The formula for compound interest compounded annually is: $\(A=P\left(1+\frac{R}{100}\right)^n\)$
Part 1: Find the value of $\(\left(1+\frac{R}{100}\right)\)$
Given:

$$
\(\begin{aligned}
& P=4000 \\
& A=16000 \\
& n=8 \text { years }
\end{aligned}\)
$$


Substitute these values into the formula:

$$
\(16000=4000\left(1+\frac{R}{100}\right)^8\)
$$


Divide both sides by 4000:

$$
\(\begin{aligned}
& \frac{16000}{4000}=\left(1+\frac{R}{100}\right)^8 \\
& 4=\left(1+\frac{R}{100}\right)^8
\end{aligned}\)
$$


Let $\(X=\left(1+\frac{R}{100}\right)\)$. So, $\(X^8=4\)$.
Part 2: Calculate the number of years for the second investment
Given:
New $\(P=2000\)$
New $\(A=16000\)$
The rate is still $\(R \%\)$, so $\(\left(1+\frac{R}{100}\right)\)$ is still $X$.
Let the new number of years be $\(n^{\prime}\)$.

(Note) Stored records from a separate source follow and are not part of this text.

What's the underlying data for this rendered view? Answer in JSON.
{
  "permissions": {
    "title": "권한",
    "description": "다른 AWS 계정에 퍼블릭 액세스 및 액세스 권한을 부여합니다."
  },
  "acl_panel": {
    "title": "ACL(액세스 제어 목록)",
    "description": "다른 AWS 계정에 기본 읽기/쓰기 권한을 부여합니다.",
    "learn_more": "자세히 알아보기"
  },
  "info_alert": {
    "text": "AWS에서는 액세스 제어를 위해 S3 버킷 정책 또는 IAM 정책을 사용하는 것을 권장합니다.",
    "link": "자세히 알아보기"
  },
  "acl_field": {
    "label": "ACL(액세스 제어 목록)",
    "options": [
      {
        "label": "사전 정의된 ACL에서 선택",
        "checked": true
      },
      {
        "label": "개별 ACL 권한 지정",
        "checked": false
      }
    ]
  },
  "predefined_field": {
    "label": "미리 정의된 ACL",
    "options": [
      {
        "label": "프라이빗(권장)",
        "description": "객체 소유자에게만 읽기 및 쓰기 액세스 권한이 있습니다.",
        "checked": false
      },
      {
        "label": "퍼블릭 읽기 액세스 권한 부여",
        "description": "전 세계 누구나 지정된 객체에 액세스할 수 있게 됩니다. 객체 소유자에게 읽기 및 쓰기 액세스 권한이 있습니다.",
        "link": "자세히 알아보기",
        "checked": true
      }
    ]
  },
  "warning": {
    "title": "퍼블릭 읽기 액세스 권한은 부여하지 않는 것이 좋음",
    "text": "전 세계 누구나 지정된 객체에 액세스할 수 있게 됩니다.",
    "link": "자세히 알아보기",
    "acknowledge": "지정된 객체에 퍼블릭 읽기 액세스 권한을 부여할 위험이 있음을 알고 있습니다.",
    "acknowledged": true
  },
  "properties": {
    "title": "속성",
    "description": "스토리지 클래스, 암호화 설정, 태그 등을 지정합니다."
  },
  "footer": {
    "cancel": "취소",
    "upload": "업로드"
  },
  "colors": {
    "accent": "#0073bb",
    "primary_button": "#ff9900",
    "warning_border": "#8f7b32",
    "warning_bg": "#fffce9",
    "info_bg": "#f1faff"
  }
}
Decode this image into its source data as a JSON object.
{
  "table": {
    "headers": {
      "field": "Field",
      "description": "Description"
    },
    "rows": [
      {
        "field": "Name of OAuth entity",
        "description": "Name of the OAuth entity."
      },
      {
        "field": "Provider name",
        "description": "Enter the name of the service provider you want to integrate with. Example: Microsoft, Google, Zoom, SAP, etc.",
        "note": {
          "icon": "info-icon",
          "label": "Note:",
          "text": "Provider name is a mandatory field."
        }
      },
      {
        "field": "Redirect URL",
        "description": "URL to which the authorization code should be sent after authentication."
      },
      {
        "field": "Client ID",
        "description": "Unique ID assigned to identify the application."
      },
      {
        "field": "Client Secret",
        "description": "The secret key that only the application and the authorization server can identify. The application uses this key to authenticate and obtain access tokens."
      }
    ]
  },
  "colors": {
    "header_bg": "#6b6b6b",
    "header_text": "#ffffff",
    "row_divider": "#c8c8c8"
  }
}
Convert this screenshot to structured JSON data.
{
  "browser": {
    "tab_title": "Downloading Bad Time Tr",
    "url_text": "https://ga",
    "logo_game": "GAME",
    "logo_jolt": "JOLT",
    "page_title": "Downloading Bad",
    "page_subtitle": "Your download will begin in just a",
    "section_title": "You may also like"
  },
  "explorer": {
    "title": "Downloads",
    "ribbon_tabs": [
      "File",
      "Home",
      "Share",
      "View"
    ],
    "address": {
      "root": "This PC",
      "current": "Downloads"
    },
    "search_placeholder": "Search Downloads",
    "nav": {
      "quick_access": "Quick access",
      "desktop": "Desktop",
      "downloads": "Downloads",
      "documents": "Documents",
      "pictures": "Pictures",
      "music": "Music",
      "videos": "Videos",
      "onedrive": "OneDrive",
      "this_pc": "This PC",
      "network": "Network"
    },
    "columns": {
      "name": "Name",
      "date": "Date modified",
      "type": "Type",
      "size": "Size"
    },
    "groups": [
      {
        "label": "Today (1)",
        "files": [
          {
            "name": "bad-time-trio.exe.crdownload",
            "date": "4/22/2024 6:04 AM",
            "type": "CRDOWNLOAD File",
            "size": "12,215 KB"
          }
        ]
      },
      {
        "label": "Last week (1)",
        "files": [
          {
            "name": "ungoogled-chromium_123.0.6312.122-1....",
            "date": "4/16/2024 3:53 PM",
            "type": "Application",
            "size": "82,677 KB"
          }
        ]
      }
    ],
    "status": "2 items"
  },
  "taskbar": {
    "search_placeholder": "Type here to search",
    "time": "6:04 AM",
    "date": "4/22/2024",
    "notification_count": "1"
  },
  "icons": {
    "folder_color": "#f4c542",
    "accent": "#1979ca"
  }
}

Substitute these values into the formula:

$$
\(\begin{aligned}
16000 & =2000\left(1+\frac{R}{100}\right)^{n^{\prime}} \\
16000 & =2000 X^{n^{\prime}}
\end{aligned}\)
$$


Divide both sides by 2000:

$$
\(\begin{aligned}
& \frac{16000}{2000}=X^{n^{\prime}} \\
& 8=X^{n^{\prime}}
\end{aligned}\)
$$


Now we have $\(X^8=4\)$ and $\(X^{n^{\prime}}=8\)$.
We can express 8 and 4 as powers of 2 :

$$
\(\begin{aligned}
& 4=2^2 \\
& 8=2^3
\end{aligned}\)
$$


So, we have:

$$
\(\begin{aligned}
& X^8=2^2 \\
& X^{n^{\prime}}=2^3
\end{aligned}\)
$$


From $\(X^8=2^2\)$, we can find $X$ :

$$
\(X=\left(2^2\right)^{1 / 8}=2^{2 / 8}=2^{1 / 4}\)
$$


Now substitute this value of $X$ into the second equation:

$$
\(\begin{aligned}
& \left(2^{1 / 4}\right)^{n^{\prime}}=2^3 \\
& 2^{n^{\prime} / 4}=2^3
\end{aligned}\)
$$


Equating the exponents:

$$
\(\begin{aligned}
\frac{n^{\prime}}{4} & =3 \\
n^{\prime} & =3 \times 4 \\
n^{\prime} & =12
\end{aligned}\)
$$


The investment will become $\(\$ 16000\)$ in 12 years.